Antenna Selection and Mounting
The antenna matters more than the radio
For a fixed repeater, the antenna is often the most impactful upgrade available. Moving from a 2 dBi stock antenna to a 6 dBi vertical on a rooftop pole adds about 4 dB of antenna gain, though some of that is offset by the feedline loss of the longer coax run a rooftop mount requires - so net gain at the antenna is usually less than 4 dB. The larger benefit is typically the improved line-of-sight from height, not the antenna gain alone. Note that higher gain comes with a narrower vertical pattern, which can create a dead zone directly below the antenna (see the omnidirectional notes below). Mounting safety: work on a roof or mast with fall protection, and keep the mast clear of overhead power lines by at least its full length plus a safety margin.
Antenna types for repeaters
Omnidirectional vertical (most common)
Radiates equally in all directions horizontally - ideal for a repeater that needs to serve a wide area. Higher gain (dBi) concentrates the signal closer to the horizontal plane, extending horizontal range but reducing coverage of areas directly below. As a general rule of thumb, moderate gain (roughly 3 - 6 dBi) is commonly a good balance for elevated repeaters; very high gain can starve coverage below the site. Very high gain antennas can create a dead zone directly beneath them.
Directional (Yagi, patch)
Focuses energy in one direction for maximum reach between two specific points. Requires careful aiming and is not suitable for general area coverage.
Gain vs. coverage angle
The figures below are general guidance, not fixed specifications - the right choice depends on your site, terrain, and mounting height.
| Gain | Horizontal range | Best use |
|---|---|---|
| 2 - 3 dBi | Short | Ground-level or indoor use |
| 5 - 6 dBi | Medium - long | Most rooftop repeaters |
| 8 - 9 dBi | Long, narrow beam | Tall towers over flat terrain (the narrow vertical beam needs height and level ground to avoid undershooting or overshooting on hills) |
FCC compliance note: In the 902 - 928 MHz band, antennas above 6 dBi require an equal dB reduction in conducted transmit power under 47 CFR 15.247(b)(4). The maximum legal EIRP works out to 36 dBm (4 W). There is no 915 MHz point-to-point gain exemption (that applies only to 2.4 / 5.8 GHz). Plan power and antenna gain together.
Cable quality
Coaxial cable losses are significant at 915 MHz. RG-58 loses roughly 0.5 dB/m and even LMR-200 is about 0.33 dB/m - not truly low-loss for long runs. Keep the run as short as possible regardless of cable type. For runs beyond a few meters, use genuine low-loss cable in the LMR-240 / LMR-400 class (LMR-400 is about 0.11 dB/m); LMR-200 is acceptable only for very short runs. Weatherproof all outdoor connector joins with self-amalgamating tape or appropriate connector covers.
Key mounting rules
- Mount the antenna as high as practical, clear of obstructions in all directions. Use fall protection when working at height, and keep the mast clear of overhead power lines by its full length plus a margin.

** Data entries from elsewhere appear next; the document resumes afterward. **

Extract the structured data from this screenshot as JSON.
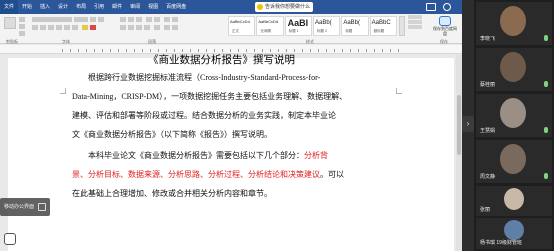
{
  "ribbon": {
    "tabs": [
      "文件",
      "开始",
      "插入",
      "设计",
      "布局",
      "引用",
      "邮件",
      "审阅",
      "视图",
      "百度网盘"
    ],
    "notice": "告诉我你想要做什么",
    "styles": [
      {
        "sample": "AaBbCcDd",
        "name": "正文"
      },
      {
        "sample": "AaBbCcDd",
        "name": "无间隔"
      },
      {
        "sample": "AaBl",
        "name": "标题 1"
      },
      {
        "sample": "AaBb(",
        "name": "标题 2"
      },
      {
        "sample": "AaBb(",
        "name": "标题"
      },
      {
        "sample": "AaBbC",
        "name": "副标题"
      }
    ],
    "groups": {
      "clipboard": "剪贴板",
      "font": "字体",
      "paragraph": "段落",
      "styles": "样式",
      "save": "保存"
    },
    "save_label": "保存到百度网盘"
  },
  "document": {
    "title": "《商业数据分析报告》撰写说明",
    "para1_lines": [
      "根据跨行业数据挖掘标准流程（Cross-Industry-Standard-Process-for-",
      "Data-Mining，CRISP-DM），一项数据挖掘任务主要包括业务理解、数据理解、",
      "建模、评估和部署等阶段或过程。结合数据分析的业务实践，制定本毕业论",
      "文《商业数据分析报告》（以下简称《报告》）撰写说明。"
    ],
    "para2": {
      "line1_prefix": "本科毕业论文《商业数据分析报告》需要包括以下几个部分：",
      "line1_red": "分析背",
      "line2_red": "景、分析目标、数据来源、分析思路、分析过程、分析结论和决策建议",
      "line2_suffix": "。可以",
      "line3": "在此基础上合理增加、修改或合并相关分析内容和章节。"
    }
  },
  "overlay": {
    "connector_text": "移动办公界面"
  },
  "participants": [
    {
      "name": "李晓飞",
      "color": "#8a6b4f"
    },
    {
      "name": "蔡桂丽",
      "color": "#6d5a4a"
    },
    {
      "name": "王慧娟",
      "color": "#9b8e84"
    },
    {
      "name": "周文静",
      "color": "#7a6a5e"
    },
    {
      "name": "张丽",
      "color": "#c8b8a8"
    },
    {
      "name": "杨书琪 19级财管班",
      "color": "#5f7fa6"
    }
  ]
}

- Keep the cable run short - locate the radio enclosure close to the antenna rather than running a long cable
- Use stainless steel hardware outdoors to prevent rust. Galvanic corrosion specifically occurs between dissimilar metals, so matching or electrically isolating the metals at a joint also matters.

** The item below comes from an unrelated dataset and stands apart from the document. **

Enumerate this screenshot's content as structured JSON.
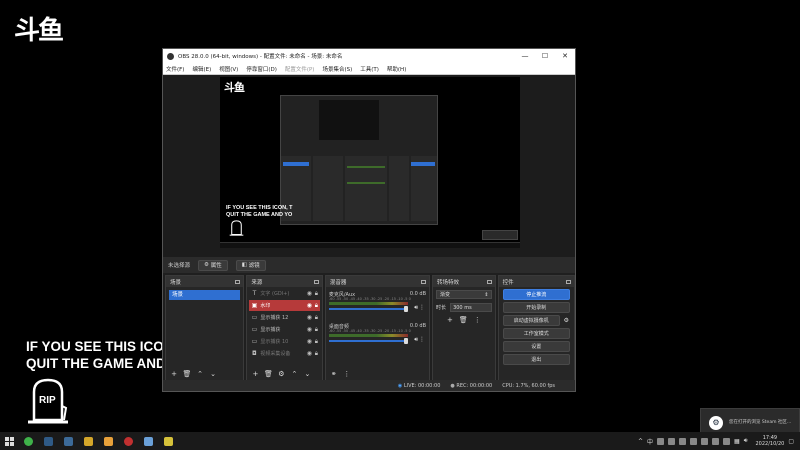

- For a fixed outdoor antenna, bond and ground the installation per NEC Article 810.
- Don't transmit without an antenna connected - it's good practice to keep one attached. (The SX1262 used in these radios is fairly mismatch-tolerant, so a brief accidental transmit into an open connector is unlikely to destroy it; the risk of permanent damage from a mismatch is more relevant to high-power PA/FEM builds.)